Sunday, October 4, 2020

Thelonious Monk in Palo Alto

from the Amazon.com Web page for the album being discussed

My guess is that, by now, most readers already know the back-story for the recently-released Impulse! Records album Palo Alto, presenting a “live” recording of Thelonious Monk performing at Palo Alto High School on October 27, 1968 and leading a quartet whose other members were Charlie Rouse on tenor saxophone, Larry Gales on bass, and Ben Riley on drums. The concert was arranged by a sixteen-year-old student at the school, Danny Scher; and this was not the first time he had produced a jazz concert there. That first occasion took place about a year earlier with an appearance by pianist Vince Guaraldi and the scat-singing trio known as (Dave) Lambert, (Jon) Hendricks, and (Annie) Ross.

Those old enough to remember will appreciate that 1968 was one of the darker years in the history of our country. Both Martin Luther King Jr. and Robert F. Kennedy were assassinated that year; and Kennedy’s assassination took place here in California, down in Los Angeles. Discontent with the Vietnam War was on the rise, particularly in cities that housed major institutes of higher learning, such as Stanford University. Palo Alto also played a major role in the emergence of Silicon Valley, due significantly to the efforts of Stanford’s Provost, Frederick Terman. In many respects the geography bounded on the east by US 101 and on the west by Interstate 280 became an intellectual hub of inventiveness that rose above much of the discontent spreading across the rest of the country.

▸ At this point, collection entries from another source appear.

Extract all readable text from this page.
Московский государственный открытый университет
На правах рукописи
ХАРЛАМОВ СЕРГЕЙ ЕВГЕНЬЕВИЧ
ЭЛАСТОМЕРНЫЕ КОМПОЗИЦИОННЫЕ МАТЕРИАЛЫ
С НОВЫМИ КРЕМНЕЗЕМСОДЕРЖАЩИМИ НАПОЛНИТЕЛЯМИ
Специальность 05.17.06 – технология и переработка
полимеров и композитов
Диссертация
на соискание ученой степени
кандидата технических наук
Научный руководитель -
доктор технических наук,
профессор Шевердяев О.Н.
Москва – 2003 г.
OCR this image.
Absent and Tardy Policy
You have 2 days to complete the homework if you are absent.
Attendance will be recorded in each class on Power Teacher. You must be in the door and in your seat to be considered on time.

Where Palo Alto itself was concerned, one only had to cross 101 to come face-to-face with that discontent. Robin D. G. Kelley’s biography of Monk described East Palo Alto as “a poor, predominantly black, ‘suburban ghetto.’” As early as 1966, the town was developing its own black nationalist sentiments, culminating in the foundation of the Nairobi Day School with an African-centered curriculum. On April 3, 1968, the Municipal Council approved a ballot initiative for changing the name of the city to “Nairobi.”

When Scher got approval to bring the Monk quartet to “Paly,” he thought that tickets would sell out immediately. However, this turned out not to be the case, since Monk was far more adventurous in his approach to jazz than most Palo Alto residents were willing to handle. As a result, Scher extended his publicity work to include East Palo Alto. Kelley’s book include the following Scher quote:

So now I'm putting up posters in East Palo Alto and the word on the street is, “So Monk is coming to lily-white Palo Alto? We'll see it when we believe it.” The black guys I met were skeptical, so I told them to just show up in the school parking lot on Sunday, and if you see Monk buy a ticket.

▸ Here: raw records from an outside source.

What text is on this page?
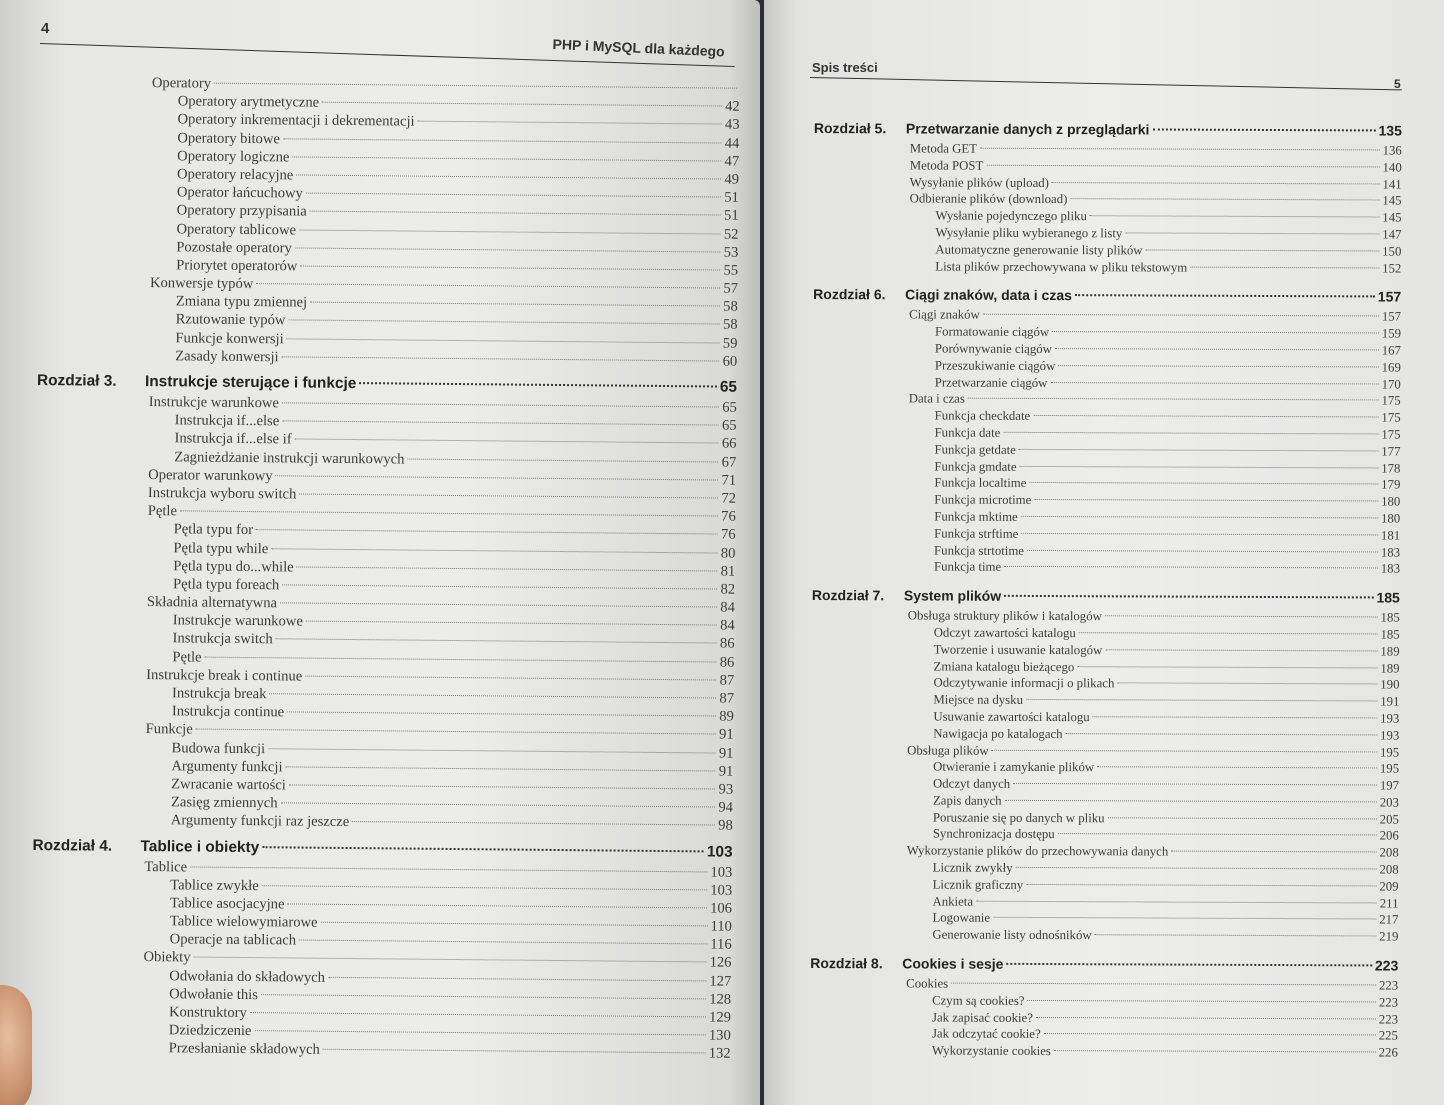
4
PHP i MySQL dla każdego
Operatory
Operatory arytmetyczne	42
Operatory inkrementacji i dekrementacji	43
Operatory bitowe	44
Operatory logiczne	47
Operatory relacyjne	49
Operator łańcuchowy	51
Operatory przypisania	51
Operatory tablicowe	52
Pozostałe operatory	53
Priorytet operatorów	55
Konwersje typów	57
Zmiana typu zmiennej	58
Rzutowanie typów	58
Funkcje konwersji	59
Zasady konwersji	60
Rozdział 3.	Instrukcje sterujące i funkcje	65
Instrukcje warunkowe	65
Instrukcja if...else	65
Instrukcja if...else if	66
Zagnieżdżanie instrukcji warunkowych	67
Operator warunkowy	71
Instrukcja wyboru switch	72
Pętle	76
Pętla typu for	76
Pętla typu while	80
Pętla typu do...while	81
Pętla typu foreach	82
Składnia alternatywna	84
Instrukcje warunkowe	84
Instrukcja switch	86
Pętle	86
Instrukcje break i continue	87
Instrukcja break	87
Instrukcja continue	89
Funkcje	91
Budowa funkcji	91
Argumenty funkcji	91
Zwracanie wartości	93
Zasięg zmiennych	94
Argumenty funkcji raz jeszcze	98
Rozdział 4.	Tablice i obiekty	103
Tablice	103
Tablice zwykłe	103
Tablice asocjacyjne	106
Tablice wielowymiarowe	110
Operacje na tablicach	116
Obiekty	126
Odwołania do składowych	127
Odwołanie this	128
Konstruktory	129
Dziedziczenie	130
Przesłanianie składowych	132
Spis treści
5
Rozdział 5.	Przetwarzanie danych z przeglądarki	135
Metoda GET	136
Metoda POST	140
Wysyłanie plików (upload)	141
Odbieranie plików (download)	145
Wysłanie pojedynczego pliku	145
Wysyłanie pliku wybieranego z listy	147
Automatyczne generowanie listy plików	150
Lista plików przechowywana w pliku tekstowym	152
Rozdział 6.	Ciągi znaków, data i czas	157
Ciągi znaków	157
Formatowanie ciągów	159
Porównywanie ciągów	167
Przeszukiwanie ciągów	169
Przetwarzanie ciągów	170
Data i czas	175
Funkcja checkdate	175
Funkcja date	175
Funkcja getdate	177
Funkcja gmdate	178
Funkcja localtime	179
Funkcja microtime	180
Funkcja mktime	180
Funkcja strftime	181
Funkcja strtotime	183
Funkcja time	183
Rozdział 7.	System plików	185
Obsługa struktury plików i katalogów	185
Odczyt zawartości katalogu	185
Tworzenie i usuwanie katalogów	189
Zmiana katalogu bieżącego	189
Odczytywanie informacji o plikach	190
Miejsce na dysku	191
Usuwanie zawartości katalogu	193
Nawigacja po katalogach	193
Obsługa plików	195
Otwieranie i zamykanie plików	195
Odczyt danych	197
Zapis danych	203
Poruszanie się po danych w pliku	205
Synchronizacja dostępu	206
Wykorzystanie plików do przechowywania danych	208
Licznik zwykły	208
Licznik graficzny	209
Ankieta	211
Logowanie	217
Generowanie listy odnośników	219
Rozdział 8.	Cookies i sesje	223
Cookies	223
Czym są cookies?	223
Jak zapisać cookie?	223
Jak odczytać cookie?	225
Wykorzystanie cookies	226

The result was that the Monk quartet played to a racially-mixed full house that uniformly responded with enthusiasm. (Kelley also observes that Scher himself would become one of the most successful concert promoters on the West Coast.)

As to the Palo Alto album, it has its own back-story. It only exists because a janitor at Paly decided to make a recording. Since that recording was not mentioned in Kelley’s book, it is likely that it only came to light after the book appeared in October of 1999. The program was relatively short, organized around four Monk compositions. Two of them were given roughly quarter-hour treatments with extended improvisations across the entire quartet: “Well, You Needn’t” and “Blue Monk.” Shorter treatments were given to “Ruby, My Dear” and “Epistrophy,” along with a take on Jimmy McHugh’s “Don’t Blame Me.” At the end of the show, Monk took a solo encore with a brief account of Irving Berlin’s “I Love You (Sweetheart Of All My Dreams),” which he had recorded in 1964 for Columbia Records.

Where repertoire is concerned, the Monk selections are all familiar. Nevertheless, there is much to be gained from listening to the spontaneous inventiveness that emerges during the longer tracks. Gales’ bass work in “Well, You Needn’t” is particularly worthy of focused attention. Still, the real virtue of this gig is the history behind it, with the “punch line” of the Nairobi ballot initiative being defeated by a margin of more than two to one!